In [2]:
%matplotlib inline
import matplotlib
import seaborn as sns
matplotlib.rcParams['savefig.dpi'] = 2 * matplotlib.rcParams['savefig.dpi']

# PySpark Intro
Like _Hadoop_, __Spark__ is a low-level system for distributed computation on a cluster.  It has two major advantages:
 
 - It can do in-memory caching between stages, while Hadoop must write everything to disk.  This improves performance.  It also makes it suitable for classes of algorithms that would otherwise be too slow (e.g. iterative algorithms, like the training step in many machine learning algorithms).
 
 - It has a more flexible execution model (i.e. not just MapReduce).
 
There are also minor advantages: The default API is much nicer than writing raw MR code. The favored interface is via a language called Scala, but there is also good support for using Python.
## How does Spark relate to Hadoop?  

__Answer 1__: It's a replacement for it.  You can manage and run your own Spark cluster, independent of Hadoop.  You'll have to figure out the filesystem layer from scratch though.   (In this context, _Spark SQL_ is the replacement for _Hive_, i.e. for SQL-like operation.)

__Answer 2__: It's a complement to it.  You can run Spark on top of a Hadoop cluster, and still leverage HDFS and YARN -- then Spark is just replacing MapReduce.  (In this context, _Spark SQL_ can be used as a drop-in replacement for _Hive_.)

## The Spark API
### Nouns
The two main abstractions in Spark are:
1. Resilient distributed datasets (RDDs):
  This is like a (smartly) distributed list, which is partitioned across the nodes of the cluster and can be operated on in parallel.  The operations take the form of the usual functional list operations as shown above.  There are two types of operations: Transformations and Actions.
1. Shared variables used in parallel operations: When Spark runs a function in parallel across nodes, it ships a copy of each variable needed by that function to each node.  There are two types of shared variables:
 - Broadcast variables: These are used to store a value in memory across all nodes (i.e. their values are "broadcast" from the driver node)
 - Accumulator variables: These are variables which are only added to across nodes, for implementing counters and sums.
 
### Verbs
- **Transformations:** This creates a new RDD from an old one: for instance `map` or `flatMap`.  Transformations in Spark are __lazy__, which means that they do not compute the answer right away -- only when it is needed by something else.  Instead they represent the "idea" of the transformation applied to the base data set (e.g. for each chaining).  In particular, this means that intermediate results to computations do not necessarily get created and stored -- if the output of your map is going straight into a reduce, Spark should be clever enough to realize this and not actually store the output of the map.  Another consequence of this design is that the results of transformations are, by default, recomputed each time they are needed -- to store them one must explicitly call `cache`.
    
    [Transformations](https://spark.apache.org/docs/latest/programming-guide.html#transformations) typically *transform* the data and return another RDD.  Common examples include `map`, `filter`, `flatMap`, and also `join`, `cogroup`, `groupByKey`, `reduceByKey`, `countByKey`, and `sample`.

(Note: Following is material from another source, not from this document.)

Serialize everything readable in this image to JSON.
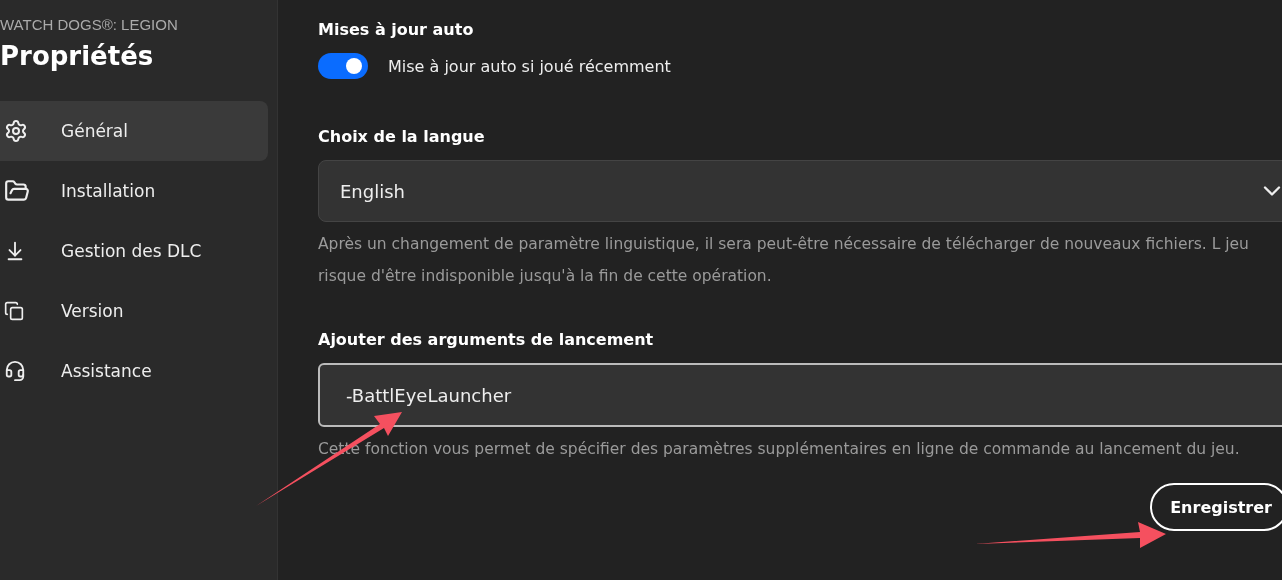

- **Actions:** These actually return a value as a result of a computation.  For instance, `reduce` is an action that combines all elements of an RDD using some function and then returns the final result.  (Note that `reduceByKey` actually returns an RDD.)
    
    [Actions](https://spark.apache.org/docs/latest/programming-guide.html#actions) typically either generate *small* outputs (e.g. `reduce`, `count`, `first`, `take`, `takeSample`, `foreach`, `collect`) or persist to disk (e.g. `saveAsTextFile`, `saveAsSequenceFile`, etc.).


**Questions:**
1. What's the difference between `map` and `foreach` in (non-Spark) Scala?  Why is `map` a transformation but `foreach` an action in Spark?
1. Why is `reduceByKey` a transformation but `reduce` an action?

In [3]:
import random, re, time
from datetime import datetime

## Creating a Spark Context

In [4]:
from pyspark import SparkContext
sc = SparkContext("local[*]", "temp")
print sc.version

1.5.1


## Spark examples

In [5]:
import os
def localpath(path):
    return 'file://' + str(os.path.abspath(os.path.curdir)) + '/' + path

In [None]:
# Basic wordcount
lines = sc.textFile(localpath('small_data/gutenberg/'))
totalLines = lines.count()
print "total lines: %d" % totalLines

lines.flatMap(lambda line: line.split(" ")) \
    .map(lambda word: (word.lower(), 1)) \
    .reduceByKey(lambda x, y: x + y) \
    .sortByKey() \
    .saveAsTextFile("/tmp/output_gutenberg" + str(time.time()))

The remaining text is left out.